Charly had previously worked with various French artists and participated on the Shawn Lane tribute record Shawn Lane Remembered, released on Lion Music. Bass player Thomas James later joined the band.

The band recorded a four-track demo with singer Olivier Segura and caught the attention of some labels. The band was about to begin the recording of their debut album when Olivier decided to quit the band.

Male vocalist Marc Ferreira (recruited by the band in 2004) is a solo artist from New York City. He shares vocal lines with Venturia's female vocalist Lydie Robin .
Lydie and Charly were already playing together in a cover band. At first, Lydie was supposed to record some backing vocals for the band, but after the sudden departure of the former singer, Charly had the concept of having two singers.

The pop/rock-like singing of Marc contrasts with the pure, clean and sensual female voice of Lydie Robin, creating a blend of aggressive and melodic vocal duet lines.

Kevin Codfert (Adagio) was invited to share the keyboards parts with Charly on the record.

The band began recording the debut album, "The New Kingdom", in 2004; partly at Artsonik studios in Switzerland and partly at X-fade studios in France under the guiding eyes of Kevin Codfert, who also mixed the album.

The album was finalized in August 2005.

In late 2005 Venturia has signed a management deal with Danish-based metal agency Intromental. Shortly afterwards, a deal with Lion Music for the release of "The New Kingdom" was in place and it came out on .

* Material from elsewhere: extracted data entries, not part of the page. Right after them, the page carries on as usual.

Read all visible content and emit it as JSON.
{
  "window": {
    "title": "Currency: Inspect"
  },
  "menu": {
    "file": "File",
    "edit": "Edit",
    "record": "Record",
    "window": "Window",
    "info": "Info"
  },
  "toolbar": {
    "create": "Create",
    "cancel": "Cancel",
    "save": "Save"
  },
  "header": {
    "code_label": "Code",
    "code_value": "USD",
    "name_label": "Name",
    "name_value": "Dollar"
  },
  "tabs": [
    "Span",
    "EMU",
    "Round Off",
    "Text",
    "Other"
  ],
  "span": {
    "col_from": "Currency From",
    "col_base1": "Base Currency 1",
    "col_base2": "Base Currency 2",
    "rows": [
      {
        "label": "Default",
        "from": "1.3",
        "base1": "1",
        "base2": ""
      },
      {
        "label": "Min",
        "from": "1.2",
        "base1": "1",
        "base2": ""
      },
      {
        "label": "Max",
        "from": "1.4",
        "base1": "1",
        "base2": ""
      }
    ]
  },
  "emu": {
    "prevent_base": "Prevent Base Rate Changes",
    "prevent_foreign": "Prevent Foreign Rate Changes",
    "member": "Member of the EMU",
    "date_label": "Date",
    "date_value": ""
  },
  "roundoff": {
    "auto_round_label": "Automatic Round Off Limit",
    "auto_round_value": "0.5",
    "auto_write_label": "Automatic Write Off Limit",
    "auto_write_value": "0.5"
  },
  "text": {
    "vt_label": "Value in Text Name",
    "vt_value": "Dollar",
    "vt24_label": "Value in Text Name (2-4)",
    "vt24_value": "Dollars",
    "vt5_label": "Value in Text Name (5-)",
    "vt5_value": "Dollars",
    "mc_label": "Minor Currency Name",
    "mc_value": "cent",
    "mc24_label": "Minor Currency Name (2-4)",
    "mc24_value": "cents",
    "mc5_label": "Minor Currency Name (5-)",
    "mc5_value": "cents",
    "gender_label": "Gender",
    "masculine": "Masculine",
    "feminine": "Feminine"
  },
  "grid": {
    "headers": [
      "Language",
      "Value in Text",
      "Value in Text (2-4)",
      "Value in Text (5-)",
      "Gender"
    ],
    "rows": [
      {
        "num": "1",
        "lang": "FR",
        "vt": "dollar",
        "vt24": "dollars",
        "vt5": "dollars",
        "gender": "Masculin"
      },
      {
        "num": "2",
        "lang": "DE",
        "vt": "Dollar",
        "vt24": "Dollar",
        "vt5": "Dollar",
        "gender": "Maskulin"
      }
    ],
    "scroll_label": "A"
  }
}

The debut album was highly acclaimed by medias. In 2007, Venturia was invited by Swiss Television TSR to record a one-hour live show. During all of that year, the band wrote new songs and worked on new sounds.

In late 2007, Venturia went to Switzerland and began the recording of their new opus, "Hybrid", at Artsonik studios. The album was recorded by Carryl Montini, and the mix was done by Kevin Codfert and Carryl Montini.